Seawatch: Halibut season ends with lower prices

Year-class of halibut looking stronger than expected, scientist says.

The 2021 halibut season wrapped up this week with sparse deliveries, lower prices than a few weeks ago and an extended cold snap and windy weather.

The commercial fleet landed 92% of the 18.6 million pound quota, with Area 4A, Eastern Aleutians, and 4B, Western Aleutians, leaving the most fish in the water, catching 86% and 63% of their allocations respectively.

The price dropped to around $5.30 per pound in Homer, compared to a high of $8 per pound for fish over 40 pounds in early October, although one small, independent buyer paid $7 per pound for one last load of the season.

The future of the fishery is looking slightly brighter, according to information provided at the interim meeting of the International Pacific Halibut Commission last week.

A year-class of fish that researchers have been watching since 2012 is recruiting into the fishery and looks stronger than expected, according to lead researcher Dr. Ian Stewart.

He added that younger fish seem to be dominating the biomass, which is a change from previous years.

“This is the opposite of what we’ve seen over the last several years,” Stewart said. “The survey and the fishery have been accessing fish that were growing older. That’s now reversed for this year, reflecting this change from older fish to younger fish moving into the stock.”

The setline survey this summer showed that the number of fish per unit increased by 17% over last year, rather than the decline in NPUE seen over the past four years.

The weight per unit of effort for legal-sized fish also increased by 4%.

Not all areas saw the increases. Stewart noted that the distribution seems to have shifted back to the central and western Gulf of Alaska which saw a 28% increase.

“We started to see an increase in 2020, but it’s become much more pronounced leading up to a proportion of the stock in Region 3 that is larger than anything we’ve seen in almost a decade, and particularly in the Western Central Gulf,” he said.

However, Area 2C, Southeast Alaska, saw a slight decline, and the Bering Sea showed what Stewart called “a very strong decrease in the number of fish which was not evident in last year’s result.”

That news comes as the North Pacific Fisheries Management Council is meeting this week to vote on a proposed rule to put the Bering Sea trawl fleet on abundance-based caps on halibut bycatch instead of a static cap that seems to be more of a suggestion for managers. The trawl fishery has never been closed due to exceeding the halibut bycatch quota in spite of going past the upper limit on a regular basis.
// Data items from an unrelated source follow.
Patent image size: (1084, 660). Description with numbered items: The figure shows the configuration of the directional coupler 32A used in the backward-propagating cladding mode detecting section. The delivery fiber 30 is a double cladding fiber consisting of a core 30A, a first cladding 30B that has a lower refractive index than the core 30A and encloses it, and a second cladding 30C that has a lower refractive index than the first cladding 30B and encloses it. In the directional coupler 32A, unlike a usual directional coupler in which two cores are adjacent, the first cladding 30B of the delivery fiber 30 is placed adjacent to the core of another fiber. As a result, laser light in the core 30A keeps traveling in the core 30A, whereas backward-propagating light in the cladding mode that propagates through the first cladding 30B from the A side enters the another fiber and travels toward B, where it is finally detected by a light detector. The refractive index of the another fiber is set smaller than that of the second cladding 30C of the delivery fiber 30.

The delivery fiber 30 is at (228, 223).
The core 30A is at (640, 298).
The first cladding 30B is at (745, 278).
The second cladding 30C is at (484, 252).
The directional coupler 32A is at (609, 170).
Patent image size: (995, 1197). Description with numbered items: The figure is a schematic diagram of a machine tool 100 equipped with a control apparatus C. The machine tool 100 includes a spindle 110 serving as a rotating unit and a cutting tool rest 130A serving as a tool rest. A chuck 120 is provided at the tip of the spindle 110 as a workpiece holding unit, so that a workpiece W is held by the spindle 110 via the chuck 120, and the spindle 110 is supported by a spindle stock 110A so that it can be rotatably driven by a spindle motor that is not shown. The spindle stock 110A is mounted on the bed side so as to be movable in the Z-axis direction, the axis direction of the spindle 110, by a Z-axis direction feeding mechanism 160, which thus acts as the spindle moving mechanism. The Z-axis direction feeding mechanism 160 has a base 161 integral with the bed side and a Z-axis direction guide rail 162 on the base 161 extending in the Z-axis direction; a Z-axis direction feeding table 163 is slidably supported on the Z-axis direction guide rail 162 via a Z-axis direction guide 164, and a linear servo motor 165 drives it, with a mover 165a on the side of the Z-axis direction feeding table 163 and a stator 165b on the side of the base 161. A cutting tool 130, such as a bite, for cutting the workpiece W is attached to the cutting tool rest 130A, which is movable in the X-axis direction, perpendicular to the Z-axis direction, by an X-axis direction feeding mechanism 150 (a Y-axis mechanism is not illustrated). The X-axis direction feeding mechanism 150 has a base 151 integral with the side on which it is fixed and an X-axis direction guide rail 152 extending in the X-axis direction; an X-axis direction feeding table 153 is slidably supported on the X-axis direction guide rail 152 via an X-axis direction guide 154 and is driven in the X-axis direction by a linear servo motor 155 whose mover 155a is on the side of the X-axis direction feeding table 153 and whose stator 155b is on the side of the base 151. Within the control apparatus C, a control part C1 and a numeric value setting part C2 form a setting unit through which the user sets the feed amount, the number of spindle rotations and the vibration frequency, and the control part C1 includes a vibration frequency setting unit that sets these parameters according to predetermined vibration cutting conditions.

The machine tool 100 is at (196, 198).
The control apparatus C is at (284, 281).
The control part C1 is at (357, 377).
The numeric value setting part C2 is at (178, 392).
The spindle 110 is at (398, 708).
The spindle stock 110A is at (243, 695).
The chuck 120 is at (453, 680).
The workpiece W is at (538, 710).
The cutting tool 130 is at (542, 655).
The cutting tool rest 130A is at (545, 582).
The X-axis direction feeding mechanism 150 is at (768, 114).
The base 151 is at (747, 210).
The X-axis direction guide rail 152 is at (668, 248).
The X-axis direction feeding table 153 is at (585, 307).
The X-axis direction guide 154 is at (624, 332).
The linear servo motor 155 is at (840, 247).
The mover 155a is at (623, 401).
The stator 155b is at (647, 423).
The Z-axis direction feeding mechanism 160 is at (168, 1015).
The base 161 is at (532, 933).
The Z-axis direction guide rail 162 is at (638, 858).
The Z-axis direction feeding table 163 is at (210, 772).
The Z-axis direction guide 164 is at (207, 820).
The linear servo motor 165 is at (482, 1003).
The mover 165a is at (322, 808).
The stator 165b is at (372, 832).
The council is weighted heavily with trawl interests, including one council member who is vice president of a trawl company that donated $100,000 to Gov. Mike Dunleavy’s campaign just days before the election. Dunleavy then forwarded her name to the Secretary of Commerce who appointed her to the council.

The council has received hundreds of public comments on the proposal, including a letter signed by 25 legislators from both parties written by Representatives Sarah Vance, R-Homer, and Jonathan Kreiss-Tomkins, D-Sitka, strongly urging the council to adopt the measure, stating, “never before have Alaskans from all regions come together to support council action to protect our fisheries and communities in this way. Alaska is famous for its bountiful resources and sustainable stewardship of abundant fisheries.

“Meaningful abundance-based management creates badly needed conservation incentives. These incentives are lost entirely under the current non-constraining prohibited species catch (PSC) limits because the Amendment 80 (trawl) fleet feels no effects at times of low abundance—and has no incentive to reduce halibut mortality or take steps to conserve halibut—because the impacts of low abundance are felt entirely on halibut commercial, subsistence and sport fishermen. Equitable management of halibut bycatch ultimately fulfills social and ecosystem priorities that impact our fishery for generations.”